Tanzania Portland Cement Company Limited
- Company type: Public
- Traded as: DSE: TWIGA
- Industry: Cement
- Founded: 1966; 60 years ago
- Headquarters: Dar es Salaam, Tanzania
- Key people: Hakan Gurdal Chairman Alfonso Velez Managing Director
- Products: Twiga Cement
- Revenue: Aftertax:TZS:56.46 billion (US$25 million) (2018)
- Total assets: TZS:322.76 billion (US$141 million) (2018)
- Number of employees: 285 (2018)
- Parent: Heidelberg Group
- Website: Company website

= Twiga Cement =

Tanzanian cement company

Tanzania Portland Cement Company Limited (TPCC), also Twiga Cement, is a cement-manufacturing company in Tanzania. It became the first company in Tanzania to manufacture cement in 1966.
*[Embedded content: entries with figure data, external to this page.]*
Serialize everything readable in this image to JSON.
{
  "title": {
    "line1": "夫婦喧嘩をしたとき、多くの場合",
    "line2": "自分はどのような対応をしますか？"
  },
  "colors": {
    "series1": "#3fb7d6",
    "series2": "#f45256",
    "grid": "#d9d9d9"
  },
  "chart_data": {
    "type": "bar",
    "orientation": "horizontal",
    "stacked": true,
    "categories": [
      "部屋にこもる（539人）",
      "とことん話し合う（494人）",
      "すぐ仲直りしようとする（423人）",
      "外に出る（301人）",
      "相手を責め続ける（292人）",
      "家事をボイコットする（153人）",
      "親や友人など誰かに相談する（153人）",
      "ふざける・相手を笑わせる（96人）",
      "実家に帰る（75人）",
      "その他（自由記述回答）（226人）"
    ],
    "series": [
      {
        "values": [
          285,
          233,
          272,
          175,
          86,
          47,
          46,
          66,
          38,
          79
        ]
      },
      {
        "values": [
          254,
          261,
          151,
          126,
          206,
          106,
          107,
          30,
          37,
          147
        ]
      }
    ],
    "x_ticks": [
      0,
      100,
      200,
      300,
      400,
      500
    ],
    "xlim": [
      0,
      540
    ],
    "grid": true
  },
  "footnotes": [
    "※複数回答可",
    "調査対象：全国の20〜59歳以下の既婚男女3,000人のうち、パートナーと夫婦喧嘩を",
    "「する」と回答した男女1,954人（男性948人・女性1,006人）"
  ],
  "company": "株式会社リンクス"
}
As of 2020, Twiga Cement is a member of the Heidelberg Group, and Twiga's shares of stock are listed on the Dar es Salaam Stock Exchange, where they trade under the symbol TWIGA. it's a component company of the Tanzania All Share Index

==Location==
The factory of Tanzania Portland Cement Public Limited Company is located on Wazo Hill, along the Dar es Salaam–Bagamoyo Road, approximately 18 km, by road, northwest of downtown Dar es Salaam, Tanzania's commercial and financial capital. The geographical coordinates of the Twiga Cement factory are: 06°39'47.0"S, 39°10'03.0"E (Latitude:-6.663064; Longitude:39.167502).

==Overview==
Twiga Cement is a large cement manufacturer that manufactures three brands of portland cement: Twiga Ordinary, Twiga Plus+ and Twiga Extra. In 2014, the factory expanded and increased its manufacturing capacity to 1900000 tonne annually.
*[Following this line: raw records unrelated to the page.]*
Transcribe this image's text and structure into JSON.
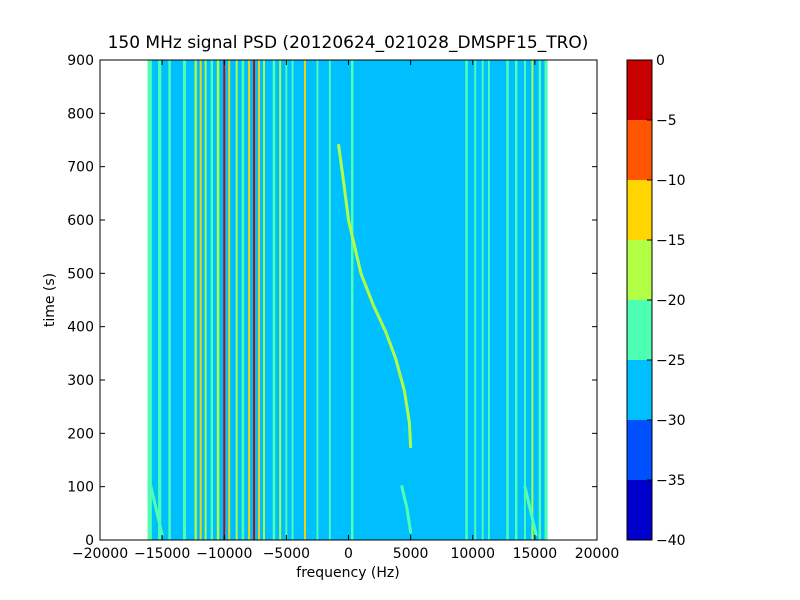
{
  "chart_data": {
    "type": "heatmap",
    "title": "150 MHz signal PSD (20120624_021028_DMSPF15_TRO)",
    "xlabel": "frequency (Hz)",
    "ylabel": "time (s)",
    "xlim": [
      -20000,
      20000
    ],
    "ylim": [
      0,
      900
    ],
    "x_ticks": [
      -20000,
      -15000,
      -10000,
      -5000,
      0,
      5000,
      10000,
      15000,
      20000
    ],
    "y_ticks": [
      0,
      100,
      200,
      300,
      400,
      500,
      600,
      700,
      800,
      900
    ],
    "data_extent": {
      "x": [
        -16000,
        16000
      ],
      "y": [
        0,
        900
      ]
    },
    "colorbar": {
      "min": -40,
      "max": 0,
      "ticks": [
        0,
        -5,
        -10,
        -15,
        -20,
        -25,
        -30,
        -35,
        -40
      ],
      "levels": [
        {
          "range": [
            -40,
            -35
          ],
          "color": "#0000cd"
        },
        {
          "range": [
            -35,
            -30
          ],
          "color": "#0050ff"
        },
        {
          "range": [
            -30,
            -25
          ],
          "color": "#00bfff"
        },
        {
          "range": [
            -25,
            -20
          ],
          "color": "#4dffb3"
        },
        {
          "range": [
            -20,
            -15
          ],
          "color": "#b0ff45"
        },
        {
          "range": [
            -15,
            -10
          ],
          "color": "#ffd500"
        },
        {
          "range": [
            -10,
            -5
          ],
          "color": "#ff5500"
        },
        {
          "range": [
            -5,
            0
          ],
          "color": "#c80000"
        }
      ]
    },
    "background_level": -27.5,
    "vertical_lines": [
      {
        "x": -16000,
        "level": -22.5,
        "width": 350
      },
      {
        "x": -15200,
        "level": -22.5,
        "width": 250
      },
      {
        "x": -14400,
        "level": -22.5,
        "width": 200
      },
      {
        "x": -13200,
        "level": -22.5,
        "width": 250
      },
      {
        "x": -12300,
        "level": -17.5,
        "width": 180
      },
      {
        "x": -11900,
        "level": -12.5,
        "width": 150
      },
      {
        "x": -11500,
        "level": -17.5,
        "width": 150
      },
      {
        "x": -11000,
        "level": -22.5,
        "width": 200
      },
      {
        "x": -10500,
        "level": -17.5,
        "width": 200
      },
      {
        "x": -10000,
        "level": -2.5,
        "width": 150
      },
      {
        "x": -9600,
        "level": -12.5,
        "width": 150
      },
      {
        "x": -9000,
        "level": -17.5,
        "width": 150
      },
      {
        "x": -8500,
        "level": -22.5,
        "width": 200
      },
      {
        "x": -8000,
        "level": -12.5,
        "width": 150
      },
      {
        "x": -7600,
        "level": -2.5,
        "width": 150
      },
      {
        "x": -7200,
        "level": -12.5,
        "width": 150
      },
      {
        "x": -6800,
        "level": -17.5,
        "width": 150
      },
      {
        "x": -6000,
        "level": -22.5,
        "width": 200
      },
      {
        "x": -5500,
        "level": -17.5,
        "width": 150
      },
      {
        "x": -5000,
        "level": -22.5,
        "width": 150
      },
      {
        "x": -4500,
        "level": -22.5,
        "width": 150
      },
      {
        "x": -3500,
        "level": -12.5,
        "width": 150
      },
      {
        "x": -2500,
        "level": -22.5,
        "width": 150
      },
      {
        "x": -1500,
        "level": -22.5,
        "width": 150
      },
      {
        "x": 300,
        "level": -22.5,
        "width": 200
      },
      {
        "x": 9500,
        "level": -22.5,
        "width": 200
      },
      {
        "x": 10200,
        "level": -22.5,
        "width": 150
      },
      {
        "x": 10800,
        "level": -22.5,
        "width": 150
      },
      {
        "x": 11300,
        "level": -22.5,
        "width": 150
      },
      {
        "x": 12800,
        "level": -22.5,
        "width": 200
      },
      {
        "x": 13500,
        "level": -22.5,
        "width": 200
      },
      {
        "x": 14200,
        "level": -22.5,
        "width": 150
      },
      {
        "x": 14800,
        "level": -17.5,
        "width": 150
      },
      {
        "x": 15400,
        "level": -22.5,
        "width": 200
      },
      {
        "x": 15900,
        "level": -22.5,
        "width": 250
      }
    ],
    "curves": [
      {
        "level": -17.5,
        "points": [
          [
            -800,
            740
          ],
          [
            -500,
            690
          ],
          [
            0,
            600
          ],
          [
            1000,
            500
          ],
          [
            2000,
            440
          ],
          [
            3000,
            390
          ],
          [
            3800,
            340
          ],
          [
            4500,
            280
          ],
          [
            4900,
            220
          ],
          [
            5000,
            175
          ]
        ]
      },
      {
        "level": -22.5,
        "points": [
          [
            4300,
            100
          ],
          [
            4700,
            60
          ],
          [
            5000,
            15
          ]
        ]
      },
      {
        "level": -22.5,
        "points": [
          [
            14200,
            100
          ],
          [
            14600,
            60
          ],
          [
            15100,
            10
          ]
        ]
      },
      {
        "level": -22.5,
        "points": [
          [
            -16000,
            110
          ],
          [
            -15500,
            60
          ],
          [
            -15000,
            10
          ]
        ]
      }
    ]
  }
}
According to the company's annual report, in December 2018, the company's total assets were TSh 322.76 billion (US $141 million), with shareholders' equity of TSh 224.94 billion (US $98 million). That year, the company employed 285 people.

== History ==
The company was founded in 1959 as Tanzania Portland Cement Company, producing its first bag of cement in mid-1966. It was a joint venture between Cementia AG of Switzerland, with 80 percent shareholding and the government of Tanzania, through the Tanzania Development Corporation, owning 20 percent. In 1967, the government increased its ownership to 50 percent. In 1973, the company was nationalized, with the government of Tanzania now owning 100 percent of the company.

In 1992, the government sold 13 percent ownership to Scancem International ANS of Norway and another 13 percent to Swedfund International AB of Sweden. The government retained 74 percent ownership. In 1998, the company was re-privatized. At that time, the shareholding in the company was as illustrated in the table below.

Twiga Cement stock ownership in 1998
| Rank | Name of owner | Percentage ownership |
|---|---|---|
| 1 | Government of Tanzania | 39.4 |
| 2 | TPCPLC employees | 0.6 |
| 3 | Scancem International | 41.0 |
| 4 | Swedfund International | 19.0 |
|  | Total | 100.0 |

==Ownership==
In 2006, the government of Tanzania divested from the company by floating its shareholding on the Dar es Salaam Stock Exchange, where the company stock trades under the symbol TWIGA.

As of December 2018, the shareholding in the company stock was as depicted in the table below.

Twiga Cement shareholding as at 31 December 2018
| Rank | Name of owner | Domicile | Percentage ownership |
|---|---|---|---|
| 1 | Scancem International DA | Norway | 69.25 |
| 2 | Parastatal Pension Fund | Tanzania | 5.42 |
| 3 | Standard Chartered Bank Uganda | Uganda | 5.28 |
| 4 | Public Service Pension Fund | Tanzania | 1.76 |
| 5 | National Social Security Fund | Tanzania | 1.24 |
| 6 | Murtaza Basheer Nasser | Tanzania | 0.90 |
| 7 | Umoja Unit Trust Scheme | Tanzania | 0.79 |
| 8 | Sayed H. Kadri & Group | Tanzania | 0.59 |
| 9 | Government Employees Provident Fund | Tanzania | 0.56 |
| 10 | Said Salim Awadh Bakhresa | Tanzania | 0.51 |
| 11 | 9,487 other investors |  | 13.70 |
|  | Total |  | 100.00 |

==Governance==
Hakan Gurdal serves as the chairman of the board of directors. Alfonso Velez serves as the managing director.